Spot gold was trading 0.2 percent up at $1,770.51 per ounce by 0809 GMT, having touched a high of $1,773.55 earlier, its highest since late 2012. U.S. gold futures rose 0.4 percent to $1,789.20.
According to a Reuters analysis, coronavirus cases in the U.S. surged 25 percent in the week ended June 21 compared from the week before. Texas, Arizona and Nevada set records for a second week in their coronavirus outbreaks, while 10 other states from Florida to California were grappling with surging infections.

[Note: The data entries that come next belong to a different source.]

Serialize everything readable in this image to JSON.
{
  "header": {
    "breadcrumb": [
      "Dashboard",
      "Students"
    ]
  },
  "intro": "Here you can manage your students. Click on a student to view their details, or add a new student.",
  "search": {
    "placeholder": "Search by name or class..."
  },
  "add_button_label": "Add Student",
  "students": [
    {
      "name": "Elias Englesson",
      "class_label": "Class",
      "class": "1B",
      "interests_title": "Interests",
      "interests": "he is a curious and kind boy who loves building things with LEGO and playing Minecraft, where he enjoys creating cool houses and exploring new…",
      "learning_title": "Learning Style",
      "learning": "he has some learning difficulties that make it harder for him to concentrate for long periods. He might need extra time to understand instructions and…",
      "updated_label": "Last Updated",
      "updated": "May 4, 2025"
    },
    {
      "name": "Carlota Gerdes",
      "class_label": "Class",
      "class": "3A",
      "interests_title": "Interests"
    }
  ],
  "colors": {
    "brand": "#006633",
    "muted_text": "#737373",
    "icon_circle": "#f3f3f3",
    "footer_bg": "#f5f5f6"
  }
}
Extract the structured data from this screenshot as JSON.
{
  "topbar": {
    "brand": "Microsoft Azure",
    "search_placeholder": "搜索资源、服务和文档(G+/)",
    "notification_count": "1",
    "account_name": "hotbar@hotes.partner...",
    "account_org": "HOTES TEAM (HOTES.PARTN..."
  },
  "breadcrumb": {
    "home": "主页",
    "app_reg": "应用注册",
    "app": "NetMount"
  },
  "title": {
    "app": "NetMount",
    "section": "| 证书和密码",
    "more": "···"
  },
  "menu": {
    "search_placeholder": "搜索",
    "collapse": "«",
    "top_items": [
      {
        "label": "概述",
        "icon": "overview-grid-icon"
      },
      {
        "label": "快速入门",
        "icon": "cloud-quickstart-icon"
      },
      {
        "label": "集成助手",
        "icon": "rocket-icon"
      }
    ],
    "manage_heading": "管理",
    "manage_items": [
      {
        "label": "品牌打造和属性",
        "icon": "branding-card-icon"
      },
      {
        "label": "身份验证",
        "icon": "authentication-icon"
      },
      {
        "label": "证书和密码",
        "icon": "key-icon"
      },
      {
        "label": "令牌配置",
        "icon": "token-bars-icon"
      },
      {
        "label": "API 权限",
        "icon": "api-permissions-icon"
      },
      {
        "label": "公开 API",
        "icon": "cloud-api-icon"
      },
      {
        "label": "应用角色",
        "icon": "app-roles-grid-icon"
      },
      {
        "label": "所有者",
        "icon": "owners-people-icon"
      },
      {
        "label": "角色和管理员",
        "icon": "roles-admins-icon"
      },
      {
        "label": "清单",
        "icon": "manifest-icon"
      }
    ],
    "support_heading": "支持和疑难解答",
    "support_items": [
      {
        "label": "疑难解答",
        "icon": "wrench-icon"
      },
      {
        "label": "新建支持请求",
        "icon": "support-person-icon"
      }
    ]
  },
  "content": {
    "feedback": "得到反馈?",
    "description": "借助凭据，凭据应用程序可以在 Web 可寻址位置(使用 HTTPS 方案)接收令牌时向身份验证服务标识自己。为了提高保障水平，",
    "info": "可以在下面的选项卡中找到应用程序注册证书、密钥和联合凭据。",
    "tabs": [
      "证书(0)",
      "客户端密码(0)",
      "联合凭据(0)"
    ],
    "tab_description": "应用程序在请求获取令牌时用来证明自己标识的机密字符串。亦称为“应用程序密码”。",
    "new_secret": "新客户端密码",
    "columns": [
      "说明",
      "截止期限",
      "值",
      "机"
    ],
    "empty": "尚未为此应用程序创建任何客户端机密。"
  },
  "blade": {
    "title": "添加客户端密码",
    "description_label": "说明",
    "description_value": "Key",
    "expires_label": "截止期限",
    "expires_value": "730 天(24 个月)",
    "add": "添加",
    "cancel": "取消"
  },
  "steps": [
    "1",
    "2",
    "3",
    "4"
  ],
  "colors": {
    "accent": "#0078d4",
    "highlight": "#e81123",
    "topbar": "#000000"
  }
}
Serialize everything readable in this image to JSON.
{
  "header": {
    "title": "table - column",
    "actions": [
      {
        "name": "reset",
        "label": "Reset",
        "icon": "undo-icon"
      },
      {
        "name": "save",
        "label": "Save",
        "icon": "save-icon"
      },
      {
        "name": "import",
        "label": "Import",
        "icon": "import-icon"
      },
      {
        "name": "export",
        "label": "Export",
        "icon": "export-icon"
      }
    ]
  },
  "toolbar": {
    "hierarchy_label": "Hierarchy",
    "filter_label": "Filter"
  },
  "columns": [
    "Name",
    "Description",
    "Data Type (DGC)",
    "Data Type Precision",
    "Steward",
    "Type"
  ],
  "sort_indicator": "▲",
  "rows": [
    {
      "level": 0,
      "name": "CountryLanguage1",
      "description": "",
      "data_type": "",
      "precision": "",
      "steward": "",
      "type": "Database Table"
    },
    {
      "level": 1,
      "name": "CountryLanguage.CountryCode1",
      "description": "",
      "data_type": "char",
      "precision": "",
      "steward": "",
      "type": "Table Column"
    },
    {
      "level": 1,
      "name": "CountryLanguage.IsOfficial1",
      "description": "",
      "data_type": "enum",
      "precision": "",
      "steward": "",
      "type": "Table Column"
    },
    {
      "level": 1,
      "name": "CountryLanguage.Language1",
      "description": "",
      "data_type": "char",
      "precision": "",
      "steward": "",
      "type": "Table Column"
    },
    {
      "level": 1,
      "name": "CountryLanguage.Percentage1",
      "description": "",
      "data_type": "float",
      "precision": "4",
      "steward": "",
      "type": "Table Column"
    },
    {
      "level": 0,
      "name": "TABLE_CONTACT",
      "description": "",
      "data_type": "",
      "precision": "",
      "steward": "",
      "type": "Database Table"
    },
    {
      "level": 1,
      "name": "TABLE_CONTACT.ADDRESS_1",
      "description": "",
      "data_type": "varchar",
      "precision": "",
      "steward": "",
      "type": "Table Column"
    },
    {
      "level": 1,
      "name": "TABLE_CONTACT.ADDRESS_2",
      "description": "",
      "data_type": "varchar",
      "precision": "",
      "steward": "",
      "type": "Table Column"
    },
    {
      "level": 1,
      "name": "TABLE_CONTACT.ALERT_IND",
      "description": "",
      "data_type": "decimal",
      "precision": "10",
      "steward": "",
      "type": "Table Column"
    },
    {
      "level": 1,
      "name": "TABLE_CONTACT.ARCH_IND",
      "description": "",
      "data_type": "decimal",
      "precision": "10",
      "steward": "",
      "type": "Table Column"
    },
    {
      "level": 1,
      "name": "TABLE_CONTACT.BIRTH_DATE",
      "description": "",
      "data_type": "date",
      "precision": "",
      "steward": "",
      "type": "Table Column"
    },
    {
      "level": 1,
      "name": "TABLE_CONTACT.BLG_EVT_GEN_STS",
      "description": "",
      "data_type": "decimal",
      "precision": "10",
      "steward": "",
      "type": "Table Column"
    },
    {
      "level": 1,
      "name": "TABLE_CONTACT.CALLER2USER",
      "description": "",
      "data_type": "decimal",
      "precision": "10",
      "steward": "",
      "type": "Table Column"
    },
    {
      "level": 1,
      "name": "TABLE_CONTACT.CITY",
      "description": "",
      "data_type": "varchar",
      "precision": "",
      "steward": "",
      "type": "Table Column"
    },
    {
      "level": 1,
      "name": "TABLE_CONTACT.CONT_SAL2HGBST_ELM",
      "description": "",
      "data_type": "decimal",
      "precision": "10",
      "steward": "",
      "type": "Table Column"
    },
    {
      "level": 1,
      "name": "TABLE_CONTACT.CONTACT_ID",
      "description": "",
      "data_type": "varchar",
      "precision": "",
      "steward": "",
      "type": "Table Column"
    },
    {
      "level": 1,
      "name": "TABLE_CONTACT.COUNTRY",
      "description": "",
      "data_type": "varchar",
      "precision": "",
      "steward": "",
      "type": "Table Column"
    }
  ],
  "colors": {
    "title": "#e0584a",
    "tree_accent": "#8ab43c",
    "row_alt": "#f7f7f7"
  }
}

On Tuesday, the New York Times reported that the European Union is prepared to bar U.S. travellers because of the increase of cases in the country, putting it in the same category as Brazil and Russia.
However, remarks from U.S. Treasury Secretary Steven Mnuchin, flagging more fiscal stimulus aimed at getting people back to work quickly, stoked positive sentiment. Moreover, better-than-expected Eurozone PMI data further supported investor's risk appetite.
Business surveys from France and Germany indicated that both the economies were recovering from the depths of the coronavirus crisis as they returned from lockdown. IHS Markit’s June euro zone Flash Composite Purchasing Managers’ Index, a broad gauge of economic activity, beat expectations with a bounce to 47.5 in June from May’s 31.9.
The greenback against a basket of currencies traded 0.2 percent down at 96.55, having touched a low of 96.39 on Tuesday, its lowest since June 11. The U.S. Treasury yields edged down, with the benchmark 10-year note yield trading at 0.708 percent, while the 2-year yield was at 0.193 percent.
Investors now await Federal Reserve Bank of Chicago President Evans and Federal Reserve Bank of St. Louis President Bullard's speech for further insight on the U.S. monetary policy outlook.